VUELVE A CASA VUELVE POR NAVIDAD

Este año más que nunca he sentido plenamente esa frase tan manida y he desentrañado su significado. Hasta ahora, cada vez que sonaban las notas de esa canción que tenía como mensaje último el consumo (qué otra cosa) imaginaba, guiada por las secuencias que se sucedían, el hogar cálido donde reunirme con los míos, el hogar de siempre, aquel del que sabía en que cajón encontrar el mantel y los cubiertos, ese en el que era hija o ese otro más tardío en que ya ejercí de madre.
Salí de la casa que ahora habito, mi casa actual, donde reposan los libros y la música, entrañables por lo que representan, el día veintitrés de diciembre con el sorteo de navidad reciente y frustrado, salí y atravesé semidesiertos y montañas nevadas, pinos y abedules, encinas y robles hasta llegar a mi destino: los brazos que  se abrieron para recibirme.
Los míos extendidos abarcaron sus cuerpos, en mi corazón todavía infantiles. Hasta pude escuchar las notas de esa canción de anuncio y la emoción imposible de contener llegó a mis ojos.
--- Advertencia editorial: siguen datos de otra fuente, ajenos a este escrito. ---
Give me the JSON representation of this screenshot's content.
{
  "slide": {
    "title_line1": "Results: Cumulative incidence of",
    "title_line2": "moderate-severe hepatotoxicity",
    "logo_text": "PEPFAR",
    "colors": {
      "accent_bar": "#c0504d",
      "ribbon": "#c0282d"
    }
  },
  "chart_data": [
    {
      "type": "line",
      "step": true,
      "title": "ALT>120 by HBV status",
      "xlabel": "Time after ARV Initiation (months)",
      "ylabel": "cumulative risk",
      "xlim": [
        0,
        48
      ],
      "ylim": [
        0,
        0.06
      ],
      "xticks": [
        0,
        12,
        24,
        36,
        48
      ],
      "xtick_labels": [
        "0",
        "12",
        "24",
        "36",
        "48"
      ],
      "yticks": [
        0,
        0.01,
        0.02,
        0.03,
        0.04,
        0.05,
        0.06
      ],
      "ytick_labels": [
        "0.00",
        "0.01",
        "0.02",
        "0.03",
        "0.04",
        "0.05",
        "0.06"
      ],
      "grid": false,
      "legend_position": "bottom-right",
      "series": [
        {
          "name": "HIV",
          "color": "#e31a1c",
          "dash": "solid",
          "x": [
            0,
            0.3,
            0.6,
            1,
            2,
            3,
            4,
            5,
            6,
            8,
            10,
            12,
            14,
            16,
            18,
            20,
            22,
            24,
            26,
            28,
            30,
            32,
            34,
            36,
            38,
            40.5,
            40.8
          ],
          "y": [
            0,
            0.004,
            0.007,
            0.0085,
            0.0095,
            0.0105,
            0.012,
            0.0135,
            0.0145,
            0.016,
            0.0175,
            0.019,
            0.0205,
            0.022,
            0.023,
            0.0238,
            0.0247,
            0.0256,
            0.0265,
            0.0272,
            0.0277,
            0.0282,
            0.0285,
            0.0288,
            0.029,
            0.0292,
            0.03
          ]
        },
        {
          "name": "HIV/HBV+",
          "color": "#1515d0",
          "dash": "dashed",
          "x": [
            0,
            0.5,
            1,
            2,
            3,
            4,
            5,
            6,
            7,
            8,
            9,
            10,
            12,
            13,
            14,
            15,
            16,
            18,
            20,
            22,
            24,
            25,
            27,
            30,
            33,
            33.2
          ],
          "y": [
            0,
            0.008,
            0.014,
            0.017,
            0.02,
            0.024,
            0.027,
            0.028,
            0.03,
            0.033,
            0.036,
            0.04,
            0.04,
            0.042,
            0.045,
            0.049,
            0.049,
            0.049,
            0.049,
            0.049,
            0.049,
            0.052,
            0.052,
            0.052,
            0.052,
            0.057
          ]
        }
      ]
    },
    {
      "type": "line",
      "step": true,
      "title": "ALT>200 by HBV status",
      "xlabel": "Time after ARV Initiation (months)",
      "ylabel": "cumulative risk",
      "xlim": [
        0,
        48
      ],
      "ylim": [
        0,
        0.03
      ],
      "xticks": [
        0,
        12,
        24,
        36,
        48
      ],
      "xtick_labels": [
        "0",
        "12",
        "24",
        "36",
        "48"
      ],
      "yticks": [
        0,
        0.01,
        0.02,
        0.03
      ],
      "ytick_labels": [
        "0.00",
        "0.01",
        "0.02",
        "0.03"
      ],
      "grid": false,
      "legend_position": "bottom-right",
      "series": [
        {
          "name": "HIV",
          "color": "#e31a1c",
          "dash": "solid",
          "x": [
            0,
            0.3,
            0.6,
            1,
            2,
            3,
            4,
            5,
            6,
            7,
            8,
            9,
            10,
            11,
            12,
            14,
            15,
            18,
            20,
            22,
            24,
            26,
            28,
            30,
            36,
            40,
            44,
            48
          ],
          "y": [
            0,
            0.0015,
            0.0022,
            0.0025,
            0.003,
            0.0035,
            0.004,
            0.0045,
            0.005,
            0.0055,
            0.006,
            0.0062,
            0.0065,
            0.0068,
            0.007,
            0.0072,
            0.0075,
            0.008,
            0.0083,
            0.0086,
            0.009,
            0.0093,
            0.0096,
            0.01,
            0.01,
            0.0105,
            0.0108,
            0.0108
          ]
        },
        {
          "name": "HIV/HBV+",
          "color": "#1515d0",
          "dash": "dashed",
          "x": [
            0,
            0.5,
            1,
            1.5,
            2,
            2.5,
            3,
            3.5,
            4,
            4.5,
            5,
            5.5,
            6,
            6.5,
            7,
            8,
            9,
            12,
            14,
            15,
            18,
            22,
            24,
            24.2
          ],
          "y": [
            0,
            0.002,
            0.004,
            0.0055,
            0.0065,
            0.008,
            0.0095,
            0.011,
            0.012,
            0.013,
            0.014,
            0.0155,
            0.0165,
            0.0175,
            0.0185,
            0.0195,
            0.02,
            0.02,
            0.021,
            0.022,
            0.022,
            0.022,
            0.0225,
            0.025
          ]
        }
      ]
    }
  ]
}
 Llegué a mi casa, volví a mi hogar pero no reconocí el barrio, ni las paredes, ni los dormitorios; la cocina estaba en un lugar diferente y la luz se reflejaba en los barrotes de un balcón antes inexistente.
Desentrañé entonces el significado de la frase que da título a estos pensamientos porque supe en mi corazón que "la casa" a la que siempre se vuelve es la que se cimenta con los ladrillos de la convivencia y la comprensión, compartiendo lo bueno y lo malo.
Volví a casa por Navidad porque me llené de sus abrazos queridos y disfrute plenamente de la risa de sus gestos.